Whether you are a homeowner now or will become one soon, it would be wise to add a ground source heat pump to your home. This is a fantastic way to make your home “greener.” Here is some important information about such heat pumps:
The Ground Source Heat Pump
This heating system variety uses the ground's heat as a source of energy. Such energy can either heat or cool a particular area. It does that by gathering geothermal energy that is contained underground. To implement such a system, one installs a heat pump within 10 feet of the surface of the Earth. The temperature range must be 10°C-16°C , or 50°F-61°F. That allows your heat pump to keep your home warm during the wintertime, and cool during the summertime.
The DIY Option
You should probably forget about installing the ground source heat pump yourself. That is because it requires many skills and tools that most DIY enthusiasts simply do not have. This is not to say that you should not consider making it a DIY project. However, due to the complexity of the process it would probably be wiser to let a trained professional handle it. Ultimately, that could save you a lot of potential hassles that simply are not worth dealing with.
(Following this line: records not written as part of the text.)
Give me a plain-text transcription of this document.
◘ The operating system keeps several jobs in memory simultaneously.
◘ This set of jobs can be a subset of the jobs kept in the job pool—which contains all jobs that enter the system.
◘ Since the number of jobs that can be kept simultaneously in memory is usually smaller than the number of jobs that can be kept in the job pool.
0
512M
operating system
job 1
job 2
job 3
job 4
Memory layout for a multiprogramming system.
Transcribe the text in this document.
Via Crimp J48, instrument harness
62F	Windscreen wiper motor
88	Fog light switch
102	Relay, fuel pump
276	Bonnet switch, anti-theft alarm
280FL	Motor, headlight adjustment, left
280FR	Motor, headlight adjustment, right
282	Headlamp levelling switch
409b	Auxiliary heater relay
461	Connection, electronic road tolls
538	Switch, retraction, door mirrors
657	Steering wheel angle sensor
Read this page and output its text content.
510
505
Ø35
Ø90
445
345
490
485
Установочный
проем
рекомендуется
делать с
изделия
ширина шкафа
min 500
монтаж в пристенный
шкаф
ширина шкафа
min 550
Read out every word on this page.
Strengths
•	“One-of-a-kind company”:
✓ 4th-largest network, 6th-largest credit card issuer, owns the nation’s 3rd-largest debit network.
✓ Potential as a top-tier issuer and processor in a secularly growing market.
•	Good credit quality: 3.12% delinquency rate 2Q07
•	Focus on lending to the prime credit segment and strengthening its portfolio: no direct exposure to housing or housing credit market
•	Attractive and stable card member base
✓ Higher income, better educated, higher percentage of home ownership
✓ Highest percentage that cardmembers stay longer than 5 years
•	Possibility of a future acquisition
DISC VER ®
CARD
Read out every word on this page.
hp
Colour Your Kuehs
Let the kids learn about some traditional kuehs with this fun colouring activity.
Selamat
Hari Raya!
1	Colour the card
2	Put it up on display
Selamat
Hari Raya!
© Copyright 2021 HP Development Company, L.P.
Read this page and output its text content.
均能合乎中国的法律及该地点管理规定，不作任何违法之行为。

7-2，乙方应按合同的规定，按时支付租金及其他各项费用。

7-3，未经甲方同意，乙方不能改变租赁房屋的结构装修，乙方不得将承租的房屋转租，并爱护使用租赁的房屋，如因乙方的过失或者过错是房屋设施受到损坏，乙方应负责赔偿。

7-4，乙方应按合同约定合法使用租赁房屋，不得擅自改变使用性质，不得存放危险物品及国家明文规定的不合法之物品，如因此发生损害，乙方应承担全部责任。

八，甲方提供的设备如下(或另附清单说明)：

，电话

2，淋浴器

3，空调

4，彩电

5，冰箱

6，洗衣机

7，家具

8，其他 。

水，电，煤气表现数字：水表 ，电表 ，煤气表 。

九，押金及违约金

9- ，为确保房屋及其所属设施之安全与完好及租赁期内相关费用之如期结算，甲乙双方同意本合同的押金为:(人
The cost of creating a source heat pump system can vary based on several factors. Creating a ground source heat pump is fairly expensive. Still, the cost of operating such pumps is much lower than operating other HVAC systems. The amount of savings that you can enjoy via the operation of such systems will vary based on your location in the world. Still, the costs can be so low that the system will pay for itself quickly. Also, it is actually possible to lower the startup costs of ground source heat pumps. For example, various governments throughout the world offer subsidies for certain homeowners who install ground source heat pumps within particular fiscal years.
Two primary types of ground source heat pumps exist. The water-to-water transfer type works like a standard boiler. They heat water pipes that are situated in a building. Meanwhile, water-to-air transfer systems function like standard air conditioners. They use heating and cooling parts of the ground source heat pump. Ventilation is used to change the air's temperature.
The first step is to install polyethylene or copper piping underneath the ground. Then you should use refrigerant to fill the piping. The heat pump will move the fluid through the piping. As that happens the ground warms or cools the fluid. As a result, the temperature of your home stabilizes during the process of direct exchange.
The Environmental Impact
The ground source heat pump will make your house “greener.” That is because no chemicals or fuels are required for heating or cooling your home. As a result, the environment is virtually unchanged. In fact, it is possible to eliminate about 5,500 tons of emissions from carbon.
The above factors are reasons why installing a ground source heat pump should be a viable option for you.